I was 31 years old and I thought that I was going to be a lesser woman to society and to my partner. I saw both a sex counsellor and a marriage counsellor. In the end, it was my own acceptance of what had happened that pulled me through. I realised that this was not the end of my life. It is how I think about myself that matters. But I found it very liberating: I could do something and be who I wanted and not be noticed for it.
I am more focused on me now. My menopause was related to the chemotherapy I had for breast cancer. The cancer may be a part of the change, but I feel this is my process I'm going through, this Menopause making me crazy about MY life. I had become invisible to my husband. I thought 'menopause makes me invisible in society, at least I should be visible in my marriage'.
So, I moved out of the matrimonial bed. I am more like a mistress now. We have great sex when I am romanced. I don't look after him anymore. I cook for him if I am cooking for myself. I don't assume the same things about me or him. Although the biological changes are the same in all women, the socio-cultural experience of menopause will differ between women.
For some women, menopause Menopause making me crazy be a freedom from the risk of pregnancy; for others it will be a sadness if they have not had children. In some cultures, reaching the menopause is an elevation in society, and brings age and wisdom.
In Western cultures, it may have negative connotations of losing youth, with the consequences of ageing. Also, discussion about the menopause and its changes might be taboo, and not talked about, even among friends. When it comes to stress, try to identify and challenge Menopause making me crazy thoughts or inner voice that makes you feel stressed. It can be helpful to:. Sometimes if you don't waste energy fighting a feeling, you can feel better faster and calm down faster.

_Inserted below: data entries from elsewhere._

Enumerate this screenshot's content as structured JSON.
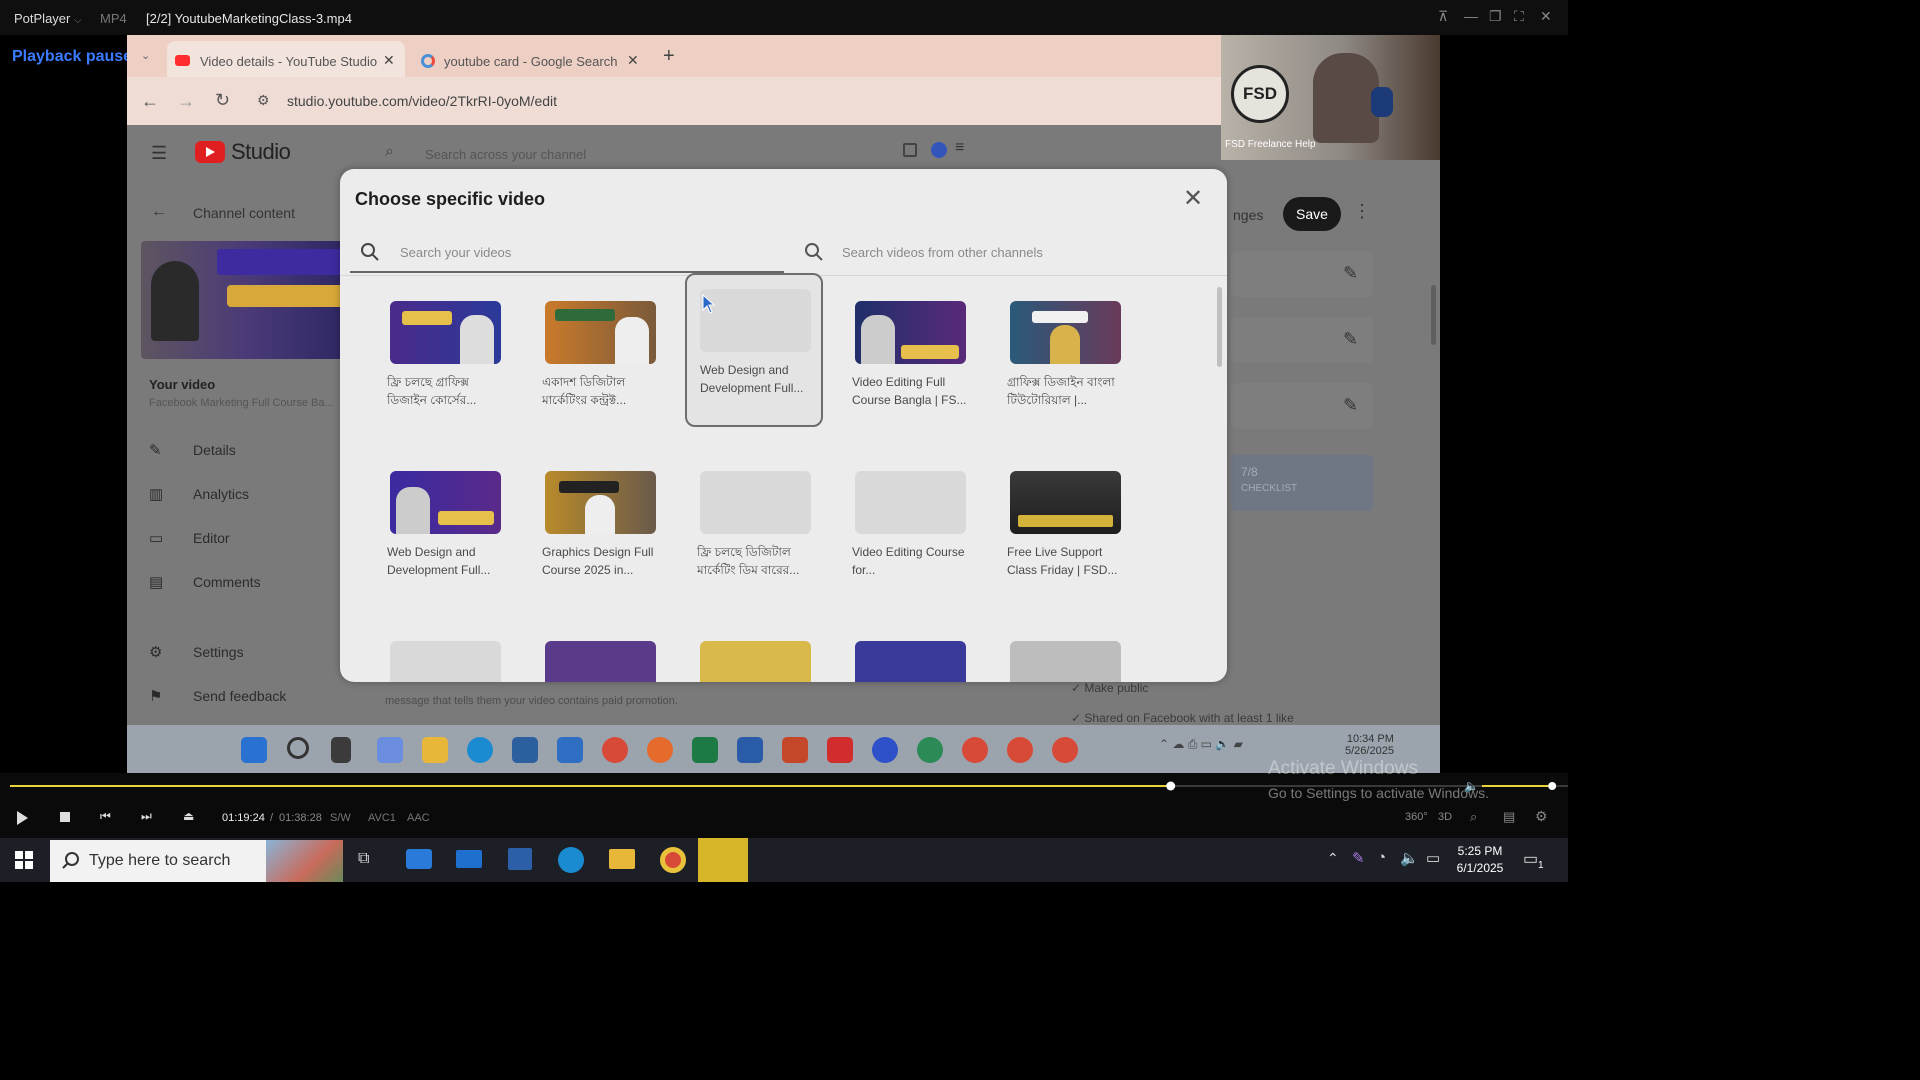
{
  "potplayer": {
    "app_name": "PotPlayer",
    "format": "MP4",
    "file_title": "[2/2] YoutubeMarketingClass-3.mp4",
    "status": "Playback paused",
    "time_current": "01:19:24",
    "time_separator": "/",
    "time_total": "01:38:28",
    "codec_sw": "S/W",
    "codec_video": "AVC1",
    "codec_audio": "AAC",
    "progress_fraction": 0.745,
    "volume_fraction": 0.9,
    "mode_360": "360°",
    "mode_3d": "3D"
  },
  "browser": {
    "tabs": [
      {
        "label": "Video details - YouTube Studio",
        "active": true
      },
      {
        "label": "youtube card - Google Search",
        "active": false
      }
    ],
    "url": "studio.youtube.com/video/2TkrRI-0yoM/edit"
  },
  "studio": {
    "logo_text": "Studio",
    "search_placeholder": "Search across your channel",
    "channel_content": "Channel content",
    "your_video_label": "Your video",
    "your_video_title": "Facebook Marketing Full Course Ba...",
    "nav": [
      {
        "label": "Details",
        "icon": "pencil-icon"
      },
      {
        "label": "Analytics",
        "icon": "analytics-icon"
      },
      {
        "label": "Editor",
        "icon": "editor-icon"
      },
      {
        "label": "Comments",
        "icon": "comments-icon"
      },
      {
        "label": "Settings",
        "icon": "gear-icon"
      },
      {
        "label": "Send feedback",
        "icon": "feedback-icon"
      }
    ],
    "undo_label": "nges",
    "save_label": "Save",
    "checklist_count": "7/8",
    "checklist_label": "CHECKLIST",
    "footer_text": "message that tells them your video contains paid promotion.",
    "make_public": "Make public",
    "shared_facebook": "Shared on Facebook with at least 1 like",
    "watermark_channel": "FSD Freelance Help"
  },
  "modal": {
    "title": "Choose specific video",
    "search_own_placeholder": "Search your videos",
    "search_other_placeholder": "Search videos from other channels",
    "videos": [
      {
        "title": "ফ্রি চলছে গ্রাফিক্স ডিজাইন কোর্সের...",
        "thumb": "purple",
        "selected": false
      },
      {
        "title": "একাদশ ডিজিটাল মার্কেটিংর কন্ট্রক্ট...",
        "thumb": "orange",
        "selected": false
      },
      {
        "title": "Web Design and Development Full...",
        "thumb": "blank",
        "selected": true
      },
      {
        "title": "Video Editing Full Course Bangla | FS...",
        "thumb": "navy",
        "selected": false
      },
      {
        "title": "গ্রাফিক্স ডিজাইন বাংলা টিউটোরিয়াল |...",
        "thumb": "teal",
        "selected": false
      },
      {
        "title": "Web Design and Development Full...",
        "thumb": "violet",
        "selected": false
      },
      {
        "title": "Graphics Design Full Course 2025 in...",
        "thumb": "amber",
        "selected": false
      },
      {
        "title": "ফ্রি চলছে ডিজিটাল মার্কেটিং ডিম বারের...",
        "thumb": "blank",
        "selected": false
      },
      {
        "title": "Video Editing Course for...",
        "thumb": "blank",
        "selected": false
      },
      {
        "title": "Free Live Support Class Friday | FSD...",
        "thumb": "dark",
        "selected": false
      }
    ]
  },
  "inner_taskbar": {
    "time": "10:34 PM",
    "date": "5/26/2025"
  },
  "windows": {
    "search_placeholder": "Type here to search",
    "time": "5:25 PM",
    "date": "6/1/2025",
    "notification_count": "1",
    "activate_line1": "Activate Windows",
    "activate_line2": "Go to Settings to activate Windows."
  },
  "colors": {
    "accent_blue": "#3a7bff",
    "seek_yellow": "#e8d33a",
    "youtube_red": "#ff0000"
  }
}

If you have been worrying about your mood, stress, emotions or body image, there are also many other practical things you can do to help: There are techniques that can be successful Menopause making me crazy helping to deal with depression, anxiety, stress and poor body image. CBT involves recognising the unhelpful thoughts that influence depression and anxiety, replacing them with more helpful thoughts and using relaxation and breathing techniques to reduce the impact of the physical symptoms of anxiety.
Recent research suggests that CBT can be used effectively to help manage hot flushes. For more information on CBT, go to anxiety. Mindfulness training teaches you to focus on the present moment and not get so caught up in your thinking. It is also important to reduce stressors, as these can set off anxiety and depression.
Mindfulness is a clinically proven technique that can be learned and incorporated into your daily life to help manage anxiety and improve your wellbeing.
Relaxation is a skill that needs to be learned. There are different "Menopause making me crazy" that can help you to relax, and knowing the one that suits you is best. For more information on relaxation go to anxiety. First, see your doctor or health professional to discuss what therapy or therapies might be most suitable for you. Severe depression and anxiety can respond to treatment with medication such as antidepressants in combination with 'talk' therapy counselling or psycho-therapy from a registered psychologist or psychiatrist.
In some women with mood disturbance, anxiety or depression, menopause hormone therapy MHT may be of value in reducing their symptoms, but may also be combined with antidepressants or therapies, such as CBT.